We were all gathered in the temple of justice, room 201 of the headquarters of the Manhattan branch of the American Federation of Musicians. The hearing got under way. Both sides laid out their cases. The issue turned on whether my friends were playing as work-for-hire musicians, or were being given a golden opportunity, through Mercury's generosity, to have their work heard by the public. If Mercury could be shown to have intentionally stiffed union musicians, well, things could get serious.
I was the only witness to be called. Nobody from the company told me to lie, which I figured was pretty honorable of them. And luckily for the musicians, I didn't even think about lying, and they had kept their dues current. So the beans were spilled, the good guys won, the capitalists at Mercury got spanked. And soon after, so did I.
So yeah, nobody told me to lie; they didn't think they would have to tell me. Apparently they took it for granted that I would figure it out for myself, Do The Right Thing, and lie. And now there was a compact, torpedo-shaped tie-and-jacket guy waiting outside the hearing room, apparently eager to discuss what had just happened, and what the hell was wrong with me.

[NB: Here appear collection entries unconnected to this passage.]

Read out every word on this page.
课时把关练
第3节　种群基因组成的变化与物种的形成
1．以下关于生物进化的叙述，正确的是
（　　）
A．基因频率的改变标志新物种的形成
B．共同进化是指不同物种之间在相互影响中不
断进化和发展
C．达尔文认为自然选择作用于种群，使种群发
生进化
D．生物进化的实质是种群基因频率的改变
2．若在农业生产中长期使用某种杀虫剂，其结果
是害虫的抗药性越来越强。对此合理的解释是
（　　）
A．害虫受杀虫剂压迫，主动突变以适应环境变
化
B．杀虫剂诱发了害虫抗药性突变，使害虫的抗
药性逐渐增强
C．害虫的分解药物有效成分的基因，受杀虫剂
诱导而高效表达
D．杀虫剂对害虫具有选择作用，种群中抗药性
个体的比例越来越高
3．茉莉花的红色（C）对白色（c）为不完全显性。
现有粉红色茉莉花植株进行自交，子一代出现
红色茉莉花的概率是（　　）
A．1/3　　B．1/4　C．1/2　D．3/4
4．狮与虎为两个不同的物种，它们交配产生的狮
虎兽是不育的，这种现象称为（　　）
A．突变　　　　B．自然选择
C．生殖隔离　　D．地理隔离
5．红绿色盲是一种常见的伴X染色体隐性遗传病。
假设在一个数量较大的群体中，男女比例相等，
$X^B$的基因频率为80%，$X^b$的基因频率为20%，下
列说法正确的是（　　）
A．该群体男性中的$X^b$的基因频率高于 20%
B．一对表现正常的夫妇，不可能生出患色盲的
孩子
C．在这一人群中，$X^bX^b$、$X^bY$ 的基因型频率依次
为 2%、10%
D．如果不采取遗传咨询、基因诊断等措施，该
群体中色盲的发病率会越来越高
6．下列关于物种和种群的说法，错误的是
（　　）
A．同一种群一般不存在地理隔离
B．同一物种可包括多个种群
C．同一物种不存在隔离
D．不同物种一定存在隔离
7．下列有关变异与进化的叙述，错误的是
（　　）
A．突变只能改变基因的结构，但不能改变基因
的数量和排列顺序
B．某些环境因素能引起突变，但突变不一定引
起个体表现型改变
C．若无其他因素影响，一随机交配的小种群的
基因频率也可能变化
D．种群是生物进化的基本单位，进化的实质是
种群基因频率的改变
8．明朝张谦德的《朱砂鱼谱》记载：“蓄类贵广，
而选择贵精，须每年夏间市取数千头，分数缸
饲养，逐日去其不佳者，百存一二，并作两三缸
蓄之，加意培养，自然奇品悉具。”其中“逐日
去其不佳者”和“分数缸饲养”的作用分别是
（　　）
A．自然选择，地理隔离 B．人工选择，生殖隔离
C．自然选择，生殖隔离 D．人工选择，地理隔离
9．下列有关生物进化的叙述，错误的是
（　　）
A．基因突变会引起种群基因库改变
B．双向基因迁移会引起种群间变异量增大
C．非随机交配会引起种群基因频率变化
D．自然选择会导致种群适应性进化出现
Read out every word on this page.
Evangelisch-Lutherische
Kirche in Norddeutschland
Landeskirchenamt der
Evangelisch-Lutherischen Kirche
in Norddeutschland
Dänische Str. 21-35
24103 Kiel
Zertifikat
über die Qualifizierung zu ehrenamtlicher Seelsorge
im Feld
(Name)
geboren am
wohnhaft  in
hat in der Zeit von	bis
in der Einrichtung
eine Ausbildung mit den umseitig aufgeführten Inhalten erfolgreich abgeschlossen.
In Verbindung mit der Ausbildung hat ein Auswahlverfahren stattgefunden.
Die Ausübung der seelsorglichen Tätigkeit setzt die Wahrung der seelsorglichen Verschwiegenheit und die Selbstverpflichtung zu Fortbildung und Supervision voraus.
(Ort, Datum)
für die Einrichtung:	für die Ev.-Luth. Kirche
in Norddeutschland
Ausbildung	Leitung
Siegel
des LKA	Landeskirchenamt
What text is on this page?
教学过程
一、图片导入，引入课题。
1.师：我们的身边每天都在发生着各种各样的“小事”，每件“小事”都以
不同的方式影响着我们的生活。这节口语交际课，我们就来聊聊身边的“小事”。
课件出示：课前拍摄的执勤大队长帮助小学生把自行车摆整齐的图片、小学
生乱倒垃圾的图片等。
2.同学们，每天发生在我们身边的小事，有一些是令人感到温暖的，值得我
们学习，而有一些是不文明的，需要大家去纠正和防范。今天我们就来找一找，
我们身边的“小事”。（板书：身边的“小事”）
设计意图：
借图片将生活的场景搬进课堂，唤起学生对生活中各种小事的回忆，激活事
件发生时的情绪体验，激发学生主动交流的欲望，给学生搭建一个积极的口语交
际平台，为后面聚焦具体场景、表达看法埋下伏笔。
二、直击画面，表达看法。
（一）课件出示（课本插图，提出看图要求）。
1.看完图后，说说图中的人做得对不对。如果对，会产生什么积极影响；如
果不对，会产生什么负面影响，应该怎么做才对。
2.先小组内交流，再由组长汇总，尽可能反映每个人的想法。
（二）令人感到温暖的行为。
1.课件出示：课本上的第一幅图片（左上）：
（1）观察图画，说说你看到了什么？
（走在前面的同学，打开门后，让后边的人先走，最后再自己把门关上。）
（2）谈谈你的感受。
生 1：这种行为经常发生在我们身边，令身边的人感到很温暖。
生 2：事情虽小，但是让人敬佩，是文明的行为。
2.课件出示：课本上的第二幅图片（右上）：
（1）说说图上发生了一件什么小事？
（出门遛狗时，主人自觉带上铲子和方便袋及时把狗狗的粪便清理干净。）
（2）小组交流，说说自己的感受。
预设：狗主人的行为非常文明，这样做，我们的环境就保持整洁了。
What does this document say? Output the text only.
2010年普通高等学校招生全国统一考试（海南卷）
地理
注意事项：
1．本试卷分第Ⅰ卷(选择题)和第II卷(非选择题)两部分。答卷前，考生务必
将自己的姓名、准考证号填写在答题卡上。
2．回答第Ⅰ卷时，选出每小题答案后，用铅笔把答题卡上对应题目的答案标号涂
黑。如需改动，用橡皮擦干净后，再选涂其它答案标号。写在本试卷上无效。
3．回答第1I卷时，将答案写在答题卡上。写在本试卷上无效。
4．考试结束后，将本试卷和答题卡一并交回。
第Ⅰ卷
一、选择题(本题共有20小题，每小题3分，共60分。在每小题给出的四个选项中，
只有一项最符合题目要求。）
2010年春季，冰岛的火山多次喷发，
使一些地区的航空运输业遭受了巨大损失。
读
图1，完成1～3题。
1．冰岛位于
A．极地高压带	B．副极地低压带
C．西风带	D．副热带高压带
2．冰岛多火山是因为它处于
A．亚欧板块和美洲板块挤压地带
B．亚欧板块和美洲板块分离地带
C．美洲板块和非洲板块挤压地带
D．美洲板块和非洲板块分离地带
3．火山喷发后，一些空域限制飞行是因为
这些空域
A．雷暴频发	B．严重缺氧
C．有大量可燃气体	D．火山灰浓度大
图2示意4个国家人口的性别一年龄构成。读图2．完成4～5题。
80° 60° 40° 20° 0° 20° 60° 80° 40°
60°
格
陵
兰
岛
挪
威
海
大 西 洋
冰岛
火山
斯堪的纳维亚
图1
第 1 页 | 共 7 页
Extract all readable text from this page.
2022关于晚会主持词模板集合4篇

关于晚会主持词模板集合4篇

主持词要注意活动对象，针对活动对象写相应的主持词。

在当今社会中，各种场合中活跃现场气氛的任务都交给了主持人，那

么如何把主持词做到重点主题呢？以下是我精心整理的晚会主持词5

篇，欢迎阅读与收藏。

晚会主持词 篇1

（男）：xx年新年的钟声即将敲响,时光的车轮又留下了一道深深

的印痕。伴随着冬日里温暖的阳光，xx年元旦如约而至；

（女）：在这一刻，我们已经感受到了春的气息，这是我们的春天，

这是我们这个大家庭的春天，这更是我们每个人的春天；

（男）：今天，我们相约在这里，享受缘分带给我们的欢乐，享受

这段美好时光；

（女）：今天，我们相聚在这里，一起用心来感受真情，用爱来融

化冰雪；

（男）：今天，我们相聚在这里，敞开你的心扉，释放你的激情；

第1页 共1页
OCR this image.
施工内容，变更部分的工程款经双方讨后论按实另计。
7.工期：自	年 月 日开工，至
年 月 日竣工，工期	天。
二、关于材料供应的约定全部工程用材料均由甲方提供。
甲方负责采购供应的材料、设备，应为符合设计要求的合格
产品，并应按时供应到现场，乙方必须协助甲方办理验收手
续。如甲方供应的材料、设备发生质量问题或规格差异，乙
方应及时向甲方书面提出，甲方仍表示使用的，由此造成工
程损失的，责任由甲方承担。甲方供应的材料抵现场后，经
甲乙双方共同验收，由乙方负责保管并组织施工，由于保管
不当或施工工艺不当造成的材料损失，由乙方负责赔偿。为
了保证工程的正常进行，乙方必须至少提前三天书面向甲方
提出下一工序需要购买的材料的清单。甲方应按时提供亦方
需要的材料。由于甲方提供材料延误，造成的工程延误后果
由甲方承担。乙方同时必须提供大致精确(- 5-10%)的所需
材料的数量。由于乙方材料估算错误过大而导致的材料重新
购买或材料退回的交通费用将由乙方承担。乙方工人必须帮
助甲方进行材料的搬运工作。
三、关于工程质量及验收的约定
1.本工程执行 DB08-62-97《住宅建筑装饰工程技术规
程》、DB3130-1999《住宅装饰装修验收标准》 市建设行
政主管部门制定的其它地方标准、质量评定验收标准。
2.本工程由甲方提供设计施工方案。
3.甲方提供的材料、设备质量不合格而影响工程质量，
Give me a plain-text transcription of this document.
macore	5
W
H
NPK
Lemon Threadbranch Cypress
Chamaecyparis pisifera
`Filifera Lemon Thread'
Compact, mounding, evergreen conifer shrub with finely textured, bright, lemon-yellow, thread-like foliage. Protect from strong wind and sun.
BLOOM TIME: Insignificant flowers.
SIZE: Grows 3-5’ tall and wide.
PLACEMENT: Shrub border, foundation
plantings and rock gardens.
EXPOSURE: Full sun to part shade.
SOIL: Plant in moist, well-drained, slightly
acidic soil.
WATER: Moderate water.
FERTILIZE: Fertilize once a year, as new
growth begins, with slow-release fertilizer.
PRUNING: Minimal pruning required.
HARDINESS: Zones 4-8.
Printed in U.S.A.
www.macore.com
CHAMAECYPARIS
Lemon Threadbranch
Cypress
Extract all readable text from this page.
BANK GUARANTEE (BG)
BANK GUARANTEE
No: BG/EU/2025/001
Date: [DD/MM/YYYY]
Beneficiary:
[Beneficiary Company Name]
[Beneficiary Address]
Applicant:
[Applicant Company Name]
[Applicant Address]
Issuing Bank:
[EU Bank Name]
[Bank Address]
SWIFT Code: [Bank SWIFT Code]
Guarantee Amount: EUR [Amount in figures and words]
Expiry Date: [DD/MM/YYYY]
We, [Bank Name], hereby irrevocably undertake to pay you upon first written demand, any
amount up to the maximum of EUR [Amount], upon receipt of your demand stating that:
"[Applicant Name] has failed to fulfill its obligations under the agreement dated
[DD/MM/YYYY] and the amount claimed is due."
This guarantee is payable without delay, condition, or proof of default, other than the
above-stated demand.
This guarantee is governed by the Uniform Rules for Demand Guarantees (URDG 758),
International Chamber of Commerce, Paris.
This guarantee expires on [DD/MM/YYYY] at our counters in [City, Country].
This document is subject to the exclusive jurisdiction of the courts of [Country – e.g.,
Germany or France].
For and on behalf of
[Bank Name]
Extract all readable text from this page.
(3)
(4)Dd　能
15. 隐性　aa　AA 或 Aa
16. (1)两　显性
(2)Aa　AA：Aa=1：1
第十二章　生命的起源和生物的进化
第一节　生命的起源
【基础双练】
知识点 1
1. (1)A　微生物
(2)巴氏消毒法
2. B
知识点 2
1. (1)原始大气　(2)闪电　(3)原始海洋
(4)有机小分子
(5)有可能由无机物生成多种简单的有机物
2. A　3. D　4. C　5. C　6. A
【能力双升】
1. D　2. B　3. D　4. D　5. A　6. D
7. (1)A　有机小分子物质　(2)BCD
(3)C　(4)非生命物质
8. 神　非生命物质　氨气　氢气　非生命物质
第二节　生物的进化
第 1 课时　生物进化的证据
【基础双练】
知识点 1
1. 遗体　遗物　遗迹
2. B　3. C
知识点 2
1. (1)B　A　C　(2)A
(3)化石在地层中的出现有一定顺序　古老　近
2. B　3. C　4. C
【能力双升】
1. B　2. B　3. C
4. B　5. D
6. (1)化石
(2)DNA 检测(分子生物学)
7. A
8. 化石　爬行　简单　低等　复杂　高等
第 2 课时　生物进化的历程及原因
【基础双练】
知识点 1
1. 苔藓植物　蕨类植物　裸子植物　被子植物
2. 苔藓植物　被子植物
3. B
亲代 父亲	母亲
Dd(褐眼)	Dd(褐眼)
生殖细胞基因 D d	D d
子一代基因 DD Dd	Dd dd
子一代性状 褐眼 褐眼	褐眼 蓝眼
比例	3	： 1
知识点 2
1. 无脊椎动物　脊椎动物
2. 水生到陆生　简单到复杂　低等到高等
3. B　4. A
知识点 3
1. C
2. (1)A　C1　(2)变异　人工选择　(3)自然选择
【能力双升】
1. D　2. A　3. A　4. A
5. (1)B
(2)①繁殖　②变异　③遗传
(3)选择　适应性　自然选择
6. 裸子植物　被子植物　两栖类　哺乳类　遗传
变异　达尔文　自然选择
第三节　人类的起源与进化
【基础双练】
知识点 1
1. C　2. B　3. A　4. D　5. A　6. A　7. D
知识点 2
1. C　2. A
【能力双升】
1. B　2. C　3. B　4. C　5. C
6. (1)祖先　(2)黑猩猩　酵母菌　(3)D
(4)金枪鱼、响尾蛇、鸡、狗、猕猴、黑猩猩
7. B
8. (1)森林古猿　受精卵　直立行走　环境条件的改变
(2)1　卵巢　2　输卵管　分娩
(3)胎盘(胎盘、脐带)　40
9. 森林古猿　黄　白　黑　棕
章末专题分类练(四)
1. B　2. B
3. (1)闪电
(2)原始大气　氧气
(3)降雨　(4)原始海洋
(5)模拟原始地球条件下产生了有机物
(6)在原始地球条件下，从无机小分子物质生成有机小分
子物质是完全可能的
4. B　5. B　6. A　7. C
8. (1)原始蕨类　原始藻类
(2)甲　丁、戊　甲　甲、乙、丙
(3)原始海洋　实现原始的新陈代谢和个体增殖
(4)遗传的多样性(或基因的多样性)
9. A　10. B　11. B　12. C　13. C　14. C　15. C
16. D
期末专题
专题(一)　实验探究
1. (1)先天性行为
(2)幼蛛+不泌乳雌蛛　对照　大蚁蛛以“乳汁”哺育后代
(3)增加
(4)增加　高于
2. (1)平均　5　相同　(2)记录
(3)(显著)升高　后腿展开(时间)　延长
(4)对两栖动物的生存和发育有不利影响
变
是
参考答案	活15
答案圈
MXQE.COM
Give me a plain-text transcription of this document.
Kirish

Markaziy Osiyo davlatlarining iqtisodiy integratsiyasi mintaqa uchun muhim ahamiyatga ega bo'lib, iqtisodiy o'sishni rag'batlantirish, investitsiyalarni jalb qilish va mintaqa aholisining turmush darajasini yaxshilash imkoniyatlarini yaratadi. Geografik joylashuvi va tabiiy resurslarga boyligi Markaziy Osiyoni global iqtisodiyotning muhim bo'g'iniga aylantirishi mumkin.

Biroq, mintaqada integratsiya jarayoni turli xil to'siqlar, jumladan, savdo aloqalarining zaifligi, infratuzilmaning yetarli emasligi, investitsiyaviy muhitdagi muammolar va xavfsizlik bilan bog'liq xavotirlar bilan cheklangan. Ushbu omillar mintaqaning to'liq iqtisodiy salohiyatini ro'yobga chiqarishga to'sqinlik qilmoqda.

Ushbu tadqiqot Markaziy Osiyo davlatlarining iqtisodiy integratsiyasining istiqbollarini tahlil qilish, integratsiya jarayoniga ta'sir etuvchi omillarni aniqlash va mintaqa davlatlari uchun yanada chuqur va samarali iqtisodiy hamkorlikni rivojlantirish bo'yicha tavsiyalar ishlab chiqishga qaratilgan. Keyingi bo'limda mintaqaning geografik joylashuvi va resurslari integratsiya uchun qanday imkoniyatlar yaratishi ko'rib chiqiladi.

He looked mad. When somebody like that is mad at you, and the anger fills the space between him and you, he doesn’t have to spell it out. Actually he probably couldn’t have spelled it out, at least not accurately.
You can also tell when a guy is kind of considering whether to restrain himself, or just let the anger take over.
I thought maybe he was Mr Green, founder of Mercury Records and my ultimate uber boss. We had never met so I wasn't sure. He definitely knew who I was. He must have been in the hearing room when the righteous and the good had triumphed. I was pretty scared, especially when his fist seemed to hover around in the air next to him, trying to decide whether to launch or not, as he began to speak.
We were colleagues, possibly, since I had worked for Mr Green for almost two years, if he was Mr Green. I assumed that is why the maybe Mr Green felt free to address me informally: "Hey. Son of a bitch."
Then: "I heard you were a smart guy, but now I don't think so. What was that about in there?" Nodding toward the hearing room. Luckily I had a clever reply all ready.
“Uh,” I said, not cringing hardly at all.
The fist achieved liftoff, but instead of punching, it just kind of shoved me into the wall, hard. "You will never work in New York again."
I waited politely for him to exit, and a mere 10 or 20 minutes later felt stabilized enough to put one foot in front of the other and head for the train to Bergen Street Station in Brooklyn, where I had actually bought an old Brownstone for $100,000. Which is now considered an incredible bargain price for any one single object anywhere in the greater NY area.
And this was a real 4-story house, my first venture into real estate. And luck in real estate would become a handy bridge between future disasters.
'Mr Green' had said, "You will never work in New York again." How cliché. How moronic. And how true, for a while. By the next day the word had gone out.